# B.P. - Funnel Markings



## janathull (Aug 31, 2005)

Does anyone know when B.P. put the letters on the funnel. They seem to have been there just after the war but I cant find out when the letters B.P. became a part of the Iranian flag on the funnel. Thanks.


----------



## Don Lorimer (Oct 31, 2006)

I remember changing the funnel markings to BP and the paint from grey decking to green in 1970


----------



## John_F (May 12, 2005)

janathull said:


> Does anyone know when B.P. put the letters on the funnel. They seem to have been there just after the war but I cant find out when the letters B.P. became a part of the Iranian flag on the funnel. Thanks.


Janathull,
BP put their name on funnels in 1955. They have removed it in the last few years, in line with other oil companies, to avoid being associated with possible environmental damage caused by one of their vessels.
Kind regards,
John F.


----------



## janathull (Aug 31, 2005)

Thanks for the info.
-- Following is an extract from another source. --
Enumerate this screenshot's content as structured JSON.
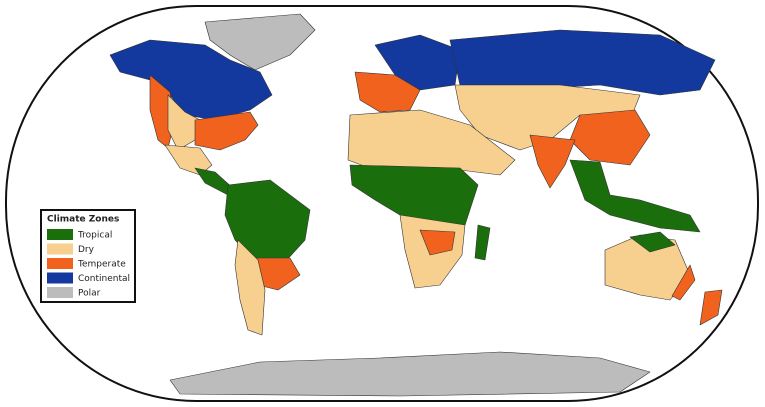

I remember changing the colour scheme in the early 70s, there was a bit of dissention because at a distance the funnel was similar to Shells. It appears that when B.P. was the British Tanker Company they had the letters BTC painted over the Iranian flag. Another thing that has come up is wether the funnel was grey during the war. Regards to everyone.


----------



## John_F (May 12, 2005)

janathull said:


> Thanks for the info. I remember changing the colour scheme in the early 70s, there was a bit of dissention because at a distance the funnel was similar to Shells. It appears that when B.P. was the British Tanker Company they had the letters BTC painted over the Iranian flag. Another thing that has come up is wether the funnel was grey during the war. Regards to everyone.


Janathull,
See picture below for the funnel colours over the years. In about 1995, the colours reverted to those shown for 1927 - 1955 & the houseflag to that shown for 1955 - 1968. During the war years all funnels were painted grey, along with the rest of the vessel. All ships names were concealed.
Kind regards,
John.


----------



## hasse neren (Oct 20, 2006)

John_F said:


> Janathull,
> See picture below for the funnel colours over the years. In about 1995, the colours reverted to those shown for 1927 - 1955 & the houseflag to that shown for 1955 - 1968. During the war years all funnels were painted grey, along with the rest of the vessel. All ships names were concealed.
> Kind regards,
> John.


Great info. for me to John.
Yours Hasse


----------



## janathull (Aug 31, 2005)

Thanks every body for the info. I have now got the info I wanted. janathull


----------